第3回(2004.01.15) 
フィードバック(2)
 

◆ポジティブフィードバックは難しい

 前回はネガティブフィードバックについて説明した。今回はポジティブフィードバックについて説明する。

 普通、フィードバックというと行動を正すネガティブフィードバックをイメージするが、そのくらい、ポジティブフィードバックは行われていない。確かに、研修などの場のように「いかにも」といった状況が作られると、うまくできる人は多いし、仕事の中でも報告に来た部下をねぎらうというのは結構やっている。

 ところが、プロジェクトの中でポジティブフィードバックをうまくできる人は決して多くない。ラインの中で、報告されたことについてほめるのと、プロジェクトの中でほめるのは根本的といっていいくらい、意味が異なる。

 ラインでは、ジョブが明確であり、求められる行動も、成果も明確である。何をやればよいか明確であり、一つの仕事のプロセスでもほめることはできる。ところが、プロジェクトでは、メンバーの行動に対して、よいかどうかの判断をすることそのものが難しい。相当、熟考しないと判断を誤ることがある。

 もともと、日本人はポジティブフィードバックが下手だそうだ。実際に、著者の10年足らずの会社生活の中で、中途でほめられたという記憶がない。結果がよければほめるし、なぜか、能力についてもほめる。

 長々と述べてきたが、何が問題かというと動機付けである。ポジティブフィードバックなしでは、動機付けができないのだ。動機付けの方法として、成果をベースにした動機付けの方法はいろいろある。しかし、プロセスで動機付けをする方法は意外と少ない。その貴重な方法の一つがポジティブフィードバックなのだ。

◆ポジティブフィードバックの進め方

 では、ポジティブフィードバックはどのように進めるのか?ポジティブフィードバックは一般的には、

 (1)望ましい行動を指摘する
 (2)望ましい行動によってもたらされるよい結果を指摘する
 (3)今後どういう行動をとってほしいかを伝える

という3つのステップで行う。ポジティブフィードバックの場合も、ネガティブフィードバックと同様に、「行動の具体性」が命である。褒められても、具体性がなければ白けるだけだ。

◆良い結果を探すコツ

 ポジティブフィードバックの場合、よい結果をマメに探すことが重要だ。よくない結果というのは些細なことでも、気がつくものだが、プロセスの良い結果を探しだすのは難しい。なぜか、うまく行って当たり前だと考えているからだ。

 プロジェクトはそもそもそうである。計画通り進み、目的を達成できて当たり前。スケジュールが遅れたり、予算オーバーしようものなら、ケシカランという話になる。ところがメンバーからしてみれば、アクティビティを計画通りに行うことは大変な仕事である。

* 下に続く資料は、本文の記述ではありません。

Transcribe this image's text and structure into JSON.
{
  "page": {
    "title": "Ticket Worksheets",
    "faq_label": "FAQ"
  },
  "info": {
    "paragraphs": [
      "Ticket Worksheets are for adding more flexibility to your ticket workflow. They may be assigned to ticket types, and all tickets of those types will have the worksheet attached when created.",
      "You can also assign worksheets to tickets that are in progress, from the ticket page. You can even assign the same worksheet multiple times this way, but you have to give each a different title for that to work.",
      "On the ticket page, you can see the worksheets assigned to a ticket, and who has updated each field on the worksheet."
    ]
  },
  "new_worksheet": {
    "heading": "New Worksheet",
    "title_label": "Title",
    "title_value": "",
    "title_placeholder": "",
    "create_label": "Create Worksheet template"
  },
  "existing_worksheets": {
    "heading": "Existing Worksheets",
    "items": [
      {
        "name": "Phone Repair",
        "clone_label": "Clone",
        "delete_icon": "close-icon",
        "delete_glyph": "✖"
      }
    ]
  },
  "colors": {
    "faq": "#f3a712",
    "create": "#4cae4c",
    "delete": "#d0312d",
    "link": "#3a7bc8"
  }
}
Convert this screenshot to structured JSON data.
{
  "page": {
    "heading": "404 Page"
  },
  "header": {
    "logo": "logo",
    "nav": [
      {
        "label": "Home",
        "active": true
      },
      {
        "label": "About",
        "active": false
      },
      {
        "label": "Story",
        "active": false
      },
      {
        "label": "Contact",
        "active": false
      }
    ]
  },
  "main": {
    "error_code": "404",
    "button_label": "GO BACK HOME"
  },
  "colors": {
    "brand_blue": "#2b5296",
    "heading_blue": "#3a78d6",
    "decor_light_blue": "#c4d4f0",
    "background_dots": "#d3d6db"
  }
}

 つまり、うまく行って当たり前ではなく、本人の努力なしにはうまく行かないという発想でプロジェクトをみることが大切なのだ。すると、良い結果はいくらでも見つかるし、その結果を引き出している行動を褒めればよいのだ。

 エンジニア系のマネージャーは、小さな結果で相手を褒めるのは失礼だという考えの人がいる。これはこれで一つのスタンスだろう。しかし、褒められて悪い気がするものはいない。どんなに容易なタスクでも達成して、期待通りだと褒められればうれしいものだ。

◆最後に改善すべき点を指摘する
 マネジメントとしてのポジティブフィードバックが重要な理由は(3)の行動にある。つまり、一旦、褒める。そして、これからどうして欲しいかを明確にするのだ。もちろん、ケチのつけようがなければ、この調子で行こうという励ましだけをすればよい。しかし、多くの場合、改善点があるものだ。設計メンバーのアクティビティが予定通り完成したとしよう。このアクティビティが予定通り終わるには目的達成の重要な一里塚だと褒める。その後で、例えば

「もっと開発メンバーと話をしながら進めれば、開発作業が楽な設計になり、君も手戻りがなくなって楽になるんじゃないか」

といったアドバイスを与える。実は、これはネガティブフィードバックなのだ。

 一つの行動にはよい部分と悪い部分(改善できる部分)が同居しているものだ。ネガティブフィードバックをしたいときには、まず、問題行動の中で褒めるところを探して、ネガティブとポジティブを併用する。ポジティブフィードバックをする際には、さらに改善できる点はないかと一生懸命探す。

 これによって、メンバーのモチベーションを維持するところがポイントなのだ。上に述べたようにプロジェクトの中の行動の多くはプロセスとして評価しにくい。しかし、メンバーが動機付けられていると、万が一、フィードバックしたプロジェクトマネージャーの判断が誤っていたとしてもプロジェクトは悪い方向には進まないだろう。動機付けられたメンバーが是正してくれるからだ。